Paul recognized in this Scripture that there are unique situations that occur relative to marriage. One of those is universal. If a man and woman are free to remarry under God’s approval, they have before them tasks which other couples may not need to consider. The popular movie slant on this is, “yours, mine, and ours.” What must the man and woman consider as they are preparing to form a blended family?
Each adult must experience what I call a psychological funeral. If it was the situation of the divorce, there are many emotions that historically are connected to each of them. There is sadness and regret, anger and lost love. Before remarrying each adult must reconcile themselves to their emotional past including their opinion of the previous spouse, even if that means the spouse is deceased.
It may be necessary for each of the persons involved to forgive themselves as well as seeking God’s forgiveness for any perceived failures in the previous relationship. As with other topics in this blog, forgiveness is important for one to give to him or herself. The new family dynamics cannot be tainted by guilt feelings.
Again, whether the previous spouse became deceased or is liberated through divorce, the new bride and groom forming a blended family must assure each other that they are not under the power of the former spouse. There are times that the former spouse could have used such things as manipulations and verbal harassment which might cause a degeneration of personal worth. The people herein for discussion must not carry any baggage from the past.
Assuming that the anticipated bride and groom are Christians, they must guarantee themselves that they have personal convictions that are biblical and social to share with the other person. No one can assume that the new spouse will automatically accept any convictions which are not known prior to the marriage. This is especially important if each of them belong to a different faith group with different theology.

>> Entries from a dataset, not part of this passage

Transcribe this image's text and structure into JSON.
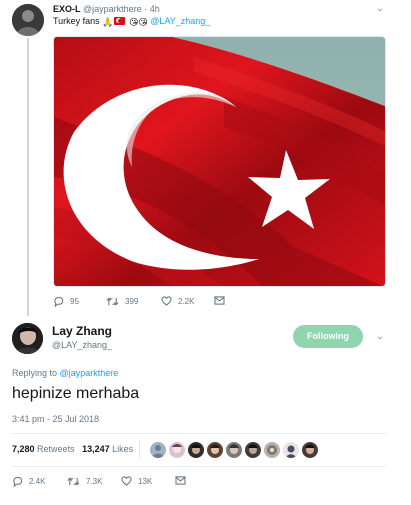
{
  "parent_tweet": {
    "name": "EXO-L",
    "handle": "@jayparkthere",
    "separator": "·",
    "time": "4h",
    "text": "Turkey fans",
    "emoji": [
      "🙏",
      "😘",
      "😘"
    ],
    "mention": "@LAY_zhang_",
    "replies": "95",
    "retweets": "399",
    "likes": "2.2K"
  },
  "main_tweet": {
    "name": "Lay Zhang",
    "handle": "@LAY_zhang_",
    "follow_label": "Following",
    "replying_prefix": "Replying to",
    "replying_to": "@jayparkthere",
    "text": "hepinize merhaba",
    "timestamp": "3:41 pm - 25 Jul 2018",
    "retweet_count": "7,280",
    "retweet_label": "Retweets",
    "like_count": "13,247",
    "like_label": "Likes",
    "replies": "2.4K",
    "retweets": "7.3K",
    "likes": "13K"
  },
  "icons": {
    "caret": "chevron-down-icon",
    "reply": "reply-icon",
    "retweet": "retweet-icon",
    "like": "heart-icon",
    "dm": "envelope-icon"
  },
  "colors": {
    "link": "#1da1f2",
    "secondary_text": "#657786",
    "follow_button": "#8fd5b0",
    "flag_red": "#e30a17"
  }
}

That carries us to the next step which is the other side of the coin in the relationship. Each adult must be careful to demonstrate respect for the other person’s ideas and possessions. I said possessions because a new spouse may bring into the home items of personal value which only are sentimental and have no financial worth. Avoid blundering into an assessment of what the other person already has thinking something is of no consequence.
Since this is a whole new relationship, two things are precious additives to the partnership. First, learn from past mistakes. This might be how one talks to the spouse or what tone of voice to use or what attitude to display. When people are dating, they usually put out their best presentation but after marriage, their true self comes to the surface. Each person must promise in their own minds to be sure to show unconditional love. This means not to expect the other person to always be what is assumed. With this unconditional love, the new spouse must deal with the situation as soon as they occur instead of allowing issues to pile up .
Accept that the children will have a need to be with her former spouse as a parent. Children must never be used as weapons against a former spouse. They also experienced trauma with the loss of a parent. Remember that children are people too.
Develop a new set of family rituals that are unique to this blended relationship. Avoid trying to carry over previous rituals such as how Christmas is observed. Involving the children in this set of rituals will bring a new unity for all involved. However, even as hard as the adults try to blend the family, expect the children to act out because that is normal. They likely are trying to say something with behavior that they cannot find words to say.
Avoid “adult” conversations or behaviors in front of the children. They already have too much about which to adjust. They must not be expected to deal with things that are beyond their years. However, it will be helpful to the adults and the children in this new family to assure themselves that they will be involved in church and other religious activities. This means that the adults must demonstrate the spirit of Christ before the other adult and the children. She could be a blessing to everyone else in this new family.